Title from publisher's bibliographic system (viewed on 24 Nov 2015).

The recovery of the Asia-Pacific region from the global economic crisis of 2008–2009 is underway but incomplete. Risks range from slow growth and persistent unemployment to re-emerging international imbalances and financial volatility. While early policy responses to the crisis were successful in avoiding a larger calamity, new policy strategies are now needed to resolve imbalances among the United States, China, and other economies, and to build robust demand in the medium term. This report, drafted by an international team of experts for the Pacific Economic Cooperation Council (PECC), provides a policy framework for completing the recovery and achieving sustained growth beyond it.

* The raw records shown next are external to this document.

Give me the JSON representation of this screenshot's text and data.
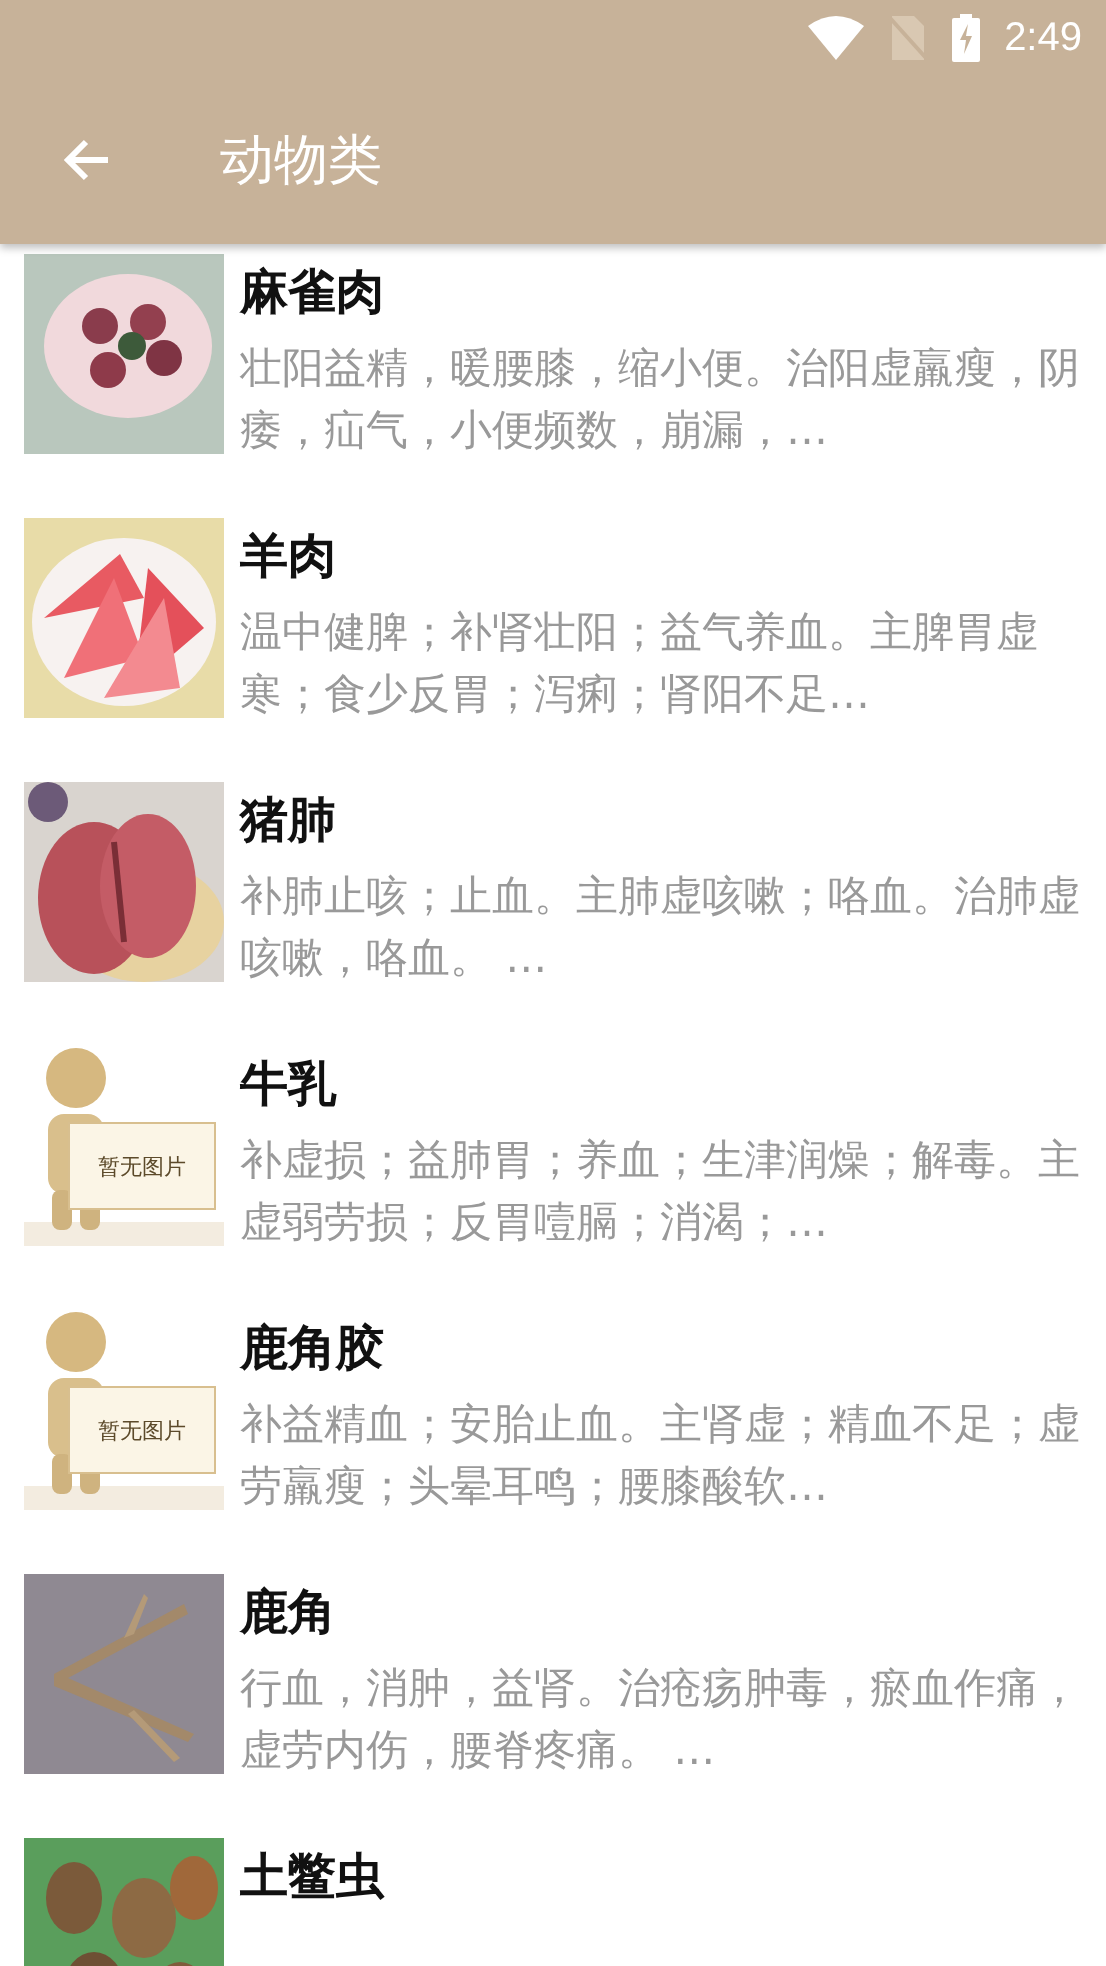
{
  "status_bar": {
    "time": "2:49"
  },
  "toolbar": {
    "title": "动物类"
  },
  "items": [
    {
      "name": "麻雀肉",
      "description": "壮阳益精，暖腰膝，缩小便。治阳虚羸瘦，阴痿，疝气，小便频数，崩漏，…"
    },
    {
      "name": "羊肉",
      "description": "温中健脾；补肾壮阳；益气养血。主脾胃虚寒；食少反胃；泻痢；肾阳不足…"
    },
    {
      "name": "猪肺",
      "description": "补肺止咳；止血。主肺虚咳嗽；咯血。治肺虚咳嗽，咯血。 …"
    },
    {
      "name": "牛乳",
      "description": "补虚损；益肺胃；养血；生津润燥；解毒。主虚弱劳损；反胃噎膈；消渴；…",
      "image": {
        "kind": "placeholder",
        "label": "暂无图片"
      }
    },
    {
      "name": "鹿角胶",
      "description": "补益精血；安胎止血。主肾虚；精血不足；虚劳羸瘦；头晕耳鸣；腰膝酸软…",
      "image": {
        "kind": "placeholder",
        "label": "暂无图片"
      }
    },
    {
      "name": "鹿角",
      "description": "行血，消肿，益肾。治疮疡肿毒，瘀血作痛，虚劳内伤，腰脊疼痛。 …"
    },
    {
      "name": "土鳖虫"
    }
  ]
}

The report identifies priorities for replacing stimulus programmes with structural reforms, and for launching new growth engines to drive investment and employment throughout the Asia-Pacific region. Led by Professor Peter Petri (Brandeis University/East-West Center), the team included eminent scholars from China, Japan, the United States and other countries. The report presents a regional strategy as well as separate, detailed analyses of the challenges facing China, Advanced Asia, Southeast Asia, North America, and South America. It concludes that inclusive, balanced, sustained growth in the region is feasible, but will require structural reforms that change economic relationships within economies and among them, and substantial international cooperation in implementing coherent national policies.